Ten minutes later, I have my phone to my ear, pinching the bridge of my nose with my free hand as I listen to the heavy breath of James Drinker on the other end of the connection.
“Her name is Nancy Minnows,” he says. “And I don’t know her.”
“Are you sure you don’t know her?”
“What is that supposed to mean?”
“It means you might know a Nancy but not know her last name, or something like that. Or you might recognize her face but never knew her name.”
“Well, they showed a picture of her on the news this morning and I didn’t recognize her.”
“It could be an old picture, something from a college yearbook or something that’s dated. How old is this girl?” I ask, even though I already know the answer from the Internet.
“I don’t know. She looked. . young, I guess. Like the. . like the others,” he adds with some hesitation.
“Well, if you’re right that someone’s trying to frame you, James, then they’re not doing a very good job of it.”
“Yeah. . yeah, I guess. But it’s weird, right?”
Yes, it’s weird. This whole thing is weird. Once again, this guy is giving me the creeps, but having a weird feeling about a guy isn’t a very strong basis for breaking your sworn oath as a lawyer and turning in your client.
“I was home last night, alone,” he says. “I didn’t talk to anybody that I can remember. I was online for a while. Should I document all that?”
“Definitely. But James, you were going to get me those phone records,” I remind him. “The ones that prove you were talking to your mother from your home phone on the night of the third woman’s murder? The night that grad student, Holly Frazier, was murdered?”
“Oh, right. Yeah, I will. It’ll be on my phone bill. When I get my bill this month, I’ll send it to you.”
So he’s not going out of his way to expedite the process, to ask the phone company for an early peek at his phone records or to set up an online account and do it that way. But this could explain his innocence as much as his guilt. If he really was on the phone with his mother that night, and he really didn’t kill anybody, then he’d have no particular urgency to get me the data.
“Let’s go to the police,” I suggest. “I know you’re concerned about handing yourself over to them, but you didn’t kill those women, James, and the cops are going to come to you anyway, eventually. Between dating Alicia Corey and being friends with Lauren Gibbs, it’s bound to happen sooner or later, so you look better getting out in front of it. And now you look far less suspicious, because there have been two more stabbings, and you’re telling me you have no connection to these last two women.”
Silence, but he hasn’t hung up.
“I said I don’t know of any connection,” he says. “It doesn’t mean there isn’t one.
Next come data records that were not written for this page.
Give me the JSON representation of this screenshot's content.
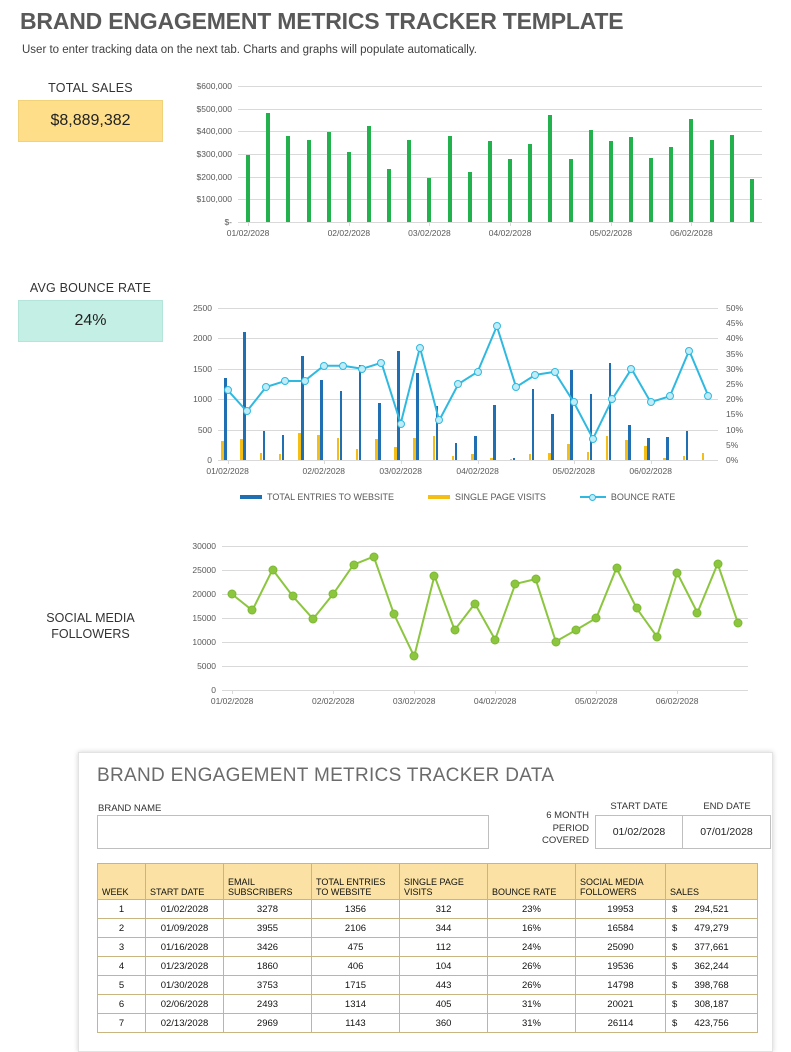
{
  "header": {
    "title": "BRAND ENGAGEMENT METRICS TRACKER TEMPLATE",
    "subtitle": "User to enter tracking data on the next tab. Charts and graphs will populate automatically."
  },
  "kpis": {
    "total_sales_label": "TOTAL SALES",
    "total_sales_value": "$8,889,382",
    "total_sales_color": "#FFDE8A",
    "bounce_label": "AVG BOUNCE RATE",
    "bounce_value": "24%",
    "bounce_color": "#C4EFE4",
    "social_label_line1": "SOCIAL MEDIA",
    "social_label_line2": "FOLLOWERS"
  },
  "legend2": {
    "item1": "TOTAL ENTRIES TO WEBSITE",
    "item2": "SINGLE PAGE VISITS",
    "item3": "BOUNCE RATE",
    "color1": "#1F6FB2",
    "color2": "#F5BE17",
    "color3": "#2FB9E0"
  },
  "data_card": {
    "title": "BRAND ENGAGEMENT METRICS TRACKER DATA",
    "brand_name_label": "BRAND NAME",
    "brand_name_value": "",
    "brand_name_placeholder": "",
    "period_label": "6 MONTH PERIOD COVERED",
    "start_date_label": "START DATE",
    "end_date_label": "END DATE",
    "start_date_value": "01/02/2028",
    "end_date_value": "07/01/2028",
    "columns": [
      "WEEK",
      "START DATE",
      "EMAIL SUBSCRIBERS",
      "TOTAL ENTRIES TO WEBSITE",
      "SINGLE PAGE VISITS",
      "BOUNCE RATE",
      "SOCIAL MEDIA FOLLOWERS",
      "SALES"
    ],
    "rows": [
      {
        "week": "1",
        "start_date": "01/02/2028",
        "email": "3278",
        "entries": "1356",
        "single": "312",
        "bounce": "23%",
        "followers": "19953",
        "sales": "294,521"
      },
      {
        "week": "2",
        "start_date": "01/09/2028",
        "email": "3955",
        "entries": "2106",
        "single": "344",
        "bounce": "16%",
        "followers": "16584",
        "sales": "479,279"
      },
      {
        "week": "3",
        "start_date": "01/16/2028",
        "email": "3426",
        "entries": "475",
        "single": "112",
        "bounce": "24%",
        "followers": "25090",
        "sales": "377,661"
      },
      {
        "week": "4",
        "start_date": "01/23/2028",
        "email": "1860",
        "entries": "406",
        "single": "104",
        "bounce": "26%",
        "followers": "19536",
        "sales": "362,244"
      },
      {
        "week": "5",
        "start_date": "01/30/2028",
        "email": "3753",
        "entries": "1715",
        "single": "443",
        "bounce": "26%",
        "followers": "14798",
        "sales": "398,768"
      },
      {
        "week": "6",
        "start_date": "02/06/2028",
        "email": "2493",
        "entries": "1314",
        "single": "405",
        "bounce": "31%",
        "followers": "20021",
        "sales": "308,187"
      },
      {
        "week": "7",
        "start_date": "02/13/2028",
        "email": "2969",
        "entries": "1143",
        "single": "360",
        "bounce": "31%",
        "followers": "26114",
        "sales": "423,756"
      }
    ],
    "currency_symbol": "$"
  },
  "chart_data": [
    {
      "type": "bar",
      "id": "sales-chart",
      "title": "",
      "xlabel": "",
      "ylabel": "",
      "ylim": [
        0,
        600000
      ],
      "yticks": [
        "$-",
        "$100,000",
        "$200,000",
        "$300,000",
        "$400,000",
        "$500,000",
        "$600,000"
      ],
      "ytick_values": [
        0,
        100000,
        200000,
        300000,
        400000,
        500000,
        600000
      ],
      "xticks": [
        "01/02/2028",
        "02/02/2028",
        "03/02/2028",
        "04/02/2028",
        "05/02/2028",
        "06/02/2028"
      ],
      "xtick_indices": [
        0,
        5,
        9,
        13,
        18,
        22
      ],
      "grid": true,
      "legend": "none",
      "color": "#22B14C",
      "categories": [
        "1",
        "2",
        "3",
        "4",
        "5",
        "6",
        "7",
        "8",
        "9",
        "10",
        "11",
        "12",
        "13",
        "14",
        "15",
        "16",
        "17",
        "18",
        "19",
        "20",
        "21",
        "22",
        "23",
        "24",
        "25",
        "26"
      ],
      "values": [
        294521,
        479279,
        377661,
        362244,
        398768,
        308187,
        423756,
        234000,
        361000,
        193000,
        378000,
        222000,
        357000,
        277000,
        344000,
        470000,
        277000,
        407000,
        356000,
        377000,
        281000,
        331000,
        453000,
        361000,
        382000,
        189000
      ]
    },
    {
      "type": "bar-line-combo",
      "id": "traffic-chart",
      "title": "",
      "xlabel": "",
      "ylim": [
        0,
        2500
      ],
      "yticks": [
        "0",
        "500",
        "1000",
        "1500",
        "2000",
        "2500"
      ],
      "ytick_values": [
        0,
        500,
        1000,
        1500,
        2000,
        2500
      ],
      "y2lim": [
        0,
        0.5
      ],
      "y2ticks": [
        "0%",
        "5%",
        "10%",
        "15%",
        "20%",
        "25%",
        "30%",
        "35%",
        "40%",
        "45%",
        "50%"
      ],
      "y2tick_values": [
        0,
        5,
        10,
        15,
        20,
        25,
        30,
        35,
        40,
        45,
        50
      ],
      "xticks": [
        "01/02/2028",
        "02/02/2028",
        "03/02/2028",
        "04/02/2028",
        "05/02/2028",
        "06/02/2028"
      ],
      "xtick_indices": [
        0,
        5,
        9,
        13,
        18,
        22
      ],
      "grid": true,
      "legend": "bottom",
      "series": [
        {
          "name": "TOTAL ENTRIES TO WEBSITE",
          "type": "bar",
          "color": "#1F6FB2",
          "axis": "left",
          "values": [
            1356,
            2106,
            475,
            406,
            1715,
            1314,
            1143,
            1568,
            940,
            1790,
            1430,
            880,
            280,
            400,
            910,
            30,
            1160,
            760,
            1480,
            1090,
            1600,
            570,
            360,
            380,
            480,
            0
          ]
        },
        {
          "name": "SINGLE PAGE VISITS",
          "type": "bar",
          "color": "#F5BE17",
          "axis": "left",
          "values": [
            312,
            344,
            112,
            104,
            443,
            405,
            360,
            185,
            350,
            220,
            360,
            390,
            70,
            95,
            25,
            15,
            95,
            120,
            270,
            125,
            390,
            330,
            230,
            40,
            70,
            110
          ]
        },
        {
          "name": "BOUNCE RATE",
          "type": "line",
          "color": "#2FB9E0",
          "axis": "right",
          "values": [
            23,
            16,
            24,
            26,
            26,
            31,
            31,
            30,
            32,
            12,
            37,
            13,
            25,
            29,
            44,
            24,
            28,
            29,
            19,
            7,
            20,
            30,
            19,
            21,
            36,
            21
          ]
        }
      ],
      "bounce_rate_percent_values": [
        23,
        16,
        24,
        26,
        26,
        31,
        31,
        30,
        32,
        12,
        37,
        13,
        25,
        29,
        44,
        24,
        28,
        29,
        19,
        7,
        20,
        30,
        19,
        21,
        36,
        21
      ]
    },
    {
      "type": "line",
      "id": "social-followers-chart",
      "title": "",
      "xlabel": "",
      "ylim": [
        0,
        30000
      ],
      "yticks": [
        "0",
        "5000",
        "10000",
        "15000",
        "20000",
        "25000",
        "30000"
      ],
      "ytick_values": [
        0,
        5000,
        10000,
        15000,
        20000,
        25000,
        30000
      ],
      "xticks": [
        "01/02/2028",
        "02/02/2028",
        "03/02/2028",
        "04/02/2028",
        "05/02/2028",
        "06/02/2028"
      ],
      "xtick_indices": [
        0,
        5,
        9,
        13,
        18,
        22
      ],
      "grid": true,
      "legend": "none",
      "color": "#8CC63F",
      "categories": [
        "1",
        "2",
        "3",
        "4",
        "5",
        "6",
        "7",
        "8",
        "9",
        "10",
        "11",
        "12",
        "13",
        "14",
        "15",
        "16",
        "17",
        "18",
        "19",
        "20",
        "21",
        "22",
        "23",
        "24",
        "25",
        "26"
      ],
      "values": [
        19953,
        16584,
        25090,
        19536,
        14798,
        20021,
        26114,
        27800,
        15800,
        7000,
        23800,
        12500,
        18000,
        10500,
        22100,
        23100,
        10100,
        12500,
        15000,
        25400,
        17000,
        11100,
        24400,
        16100,
        26300,
        14000
      ]
    }
  ]
}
For all I know, one of them sold me clothes or served me coffee or cleaned my teeth or deposited my check at the bank.”
“That’s not motive for murder,” I say.
“Maybe I liked them,” he says. “Maybe I coveted them. Maybe I watched them, everywhere they went, obsessed over them, learned their habits, and then followed them home one night and killed them.”
I don’t say anything. I feel a decided change in temperature.
“Maybe that’s exactly why I chose them,” he goes on. “Because my encounter with them was so casual and short that nobody would even remember it.”
I push myself out of my chair, my head dizzy, my heartbeat drumming. I breathe out. The warm rain still attacks my window. The remnants of my burger, the pink chewy flesh, bring a surge to my throat.
“I’m not going to the police, Jason,” he says.
I start to form words but can’t find them. The call disconnects a moment later.
I call Joel Lightner right away. “The mother,” I say. “James Drinker’s mother. He said she lives in a nursing home. I want you to find her.”
“What are you going to do with his mother?” Joel asks.
“I’m not sure,” I say. “Find out where she is and then I’ll decide.”
A pause. He’s scribbling something down, presumably. “Okay, princess, anything else?”
“One other thing,” I say. “And this one isn’t free of charge. Put this on my tab. Because it’s going to be expensive.”
“Okay.”
“I want twenty-four-hour surveillance on James Drinker,” I say.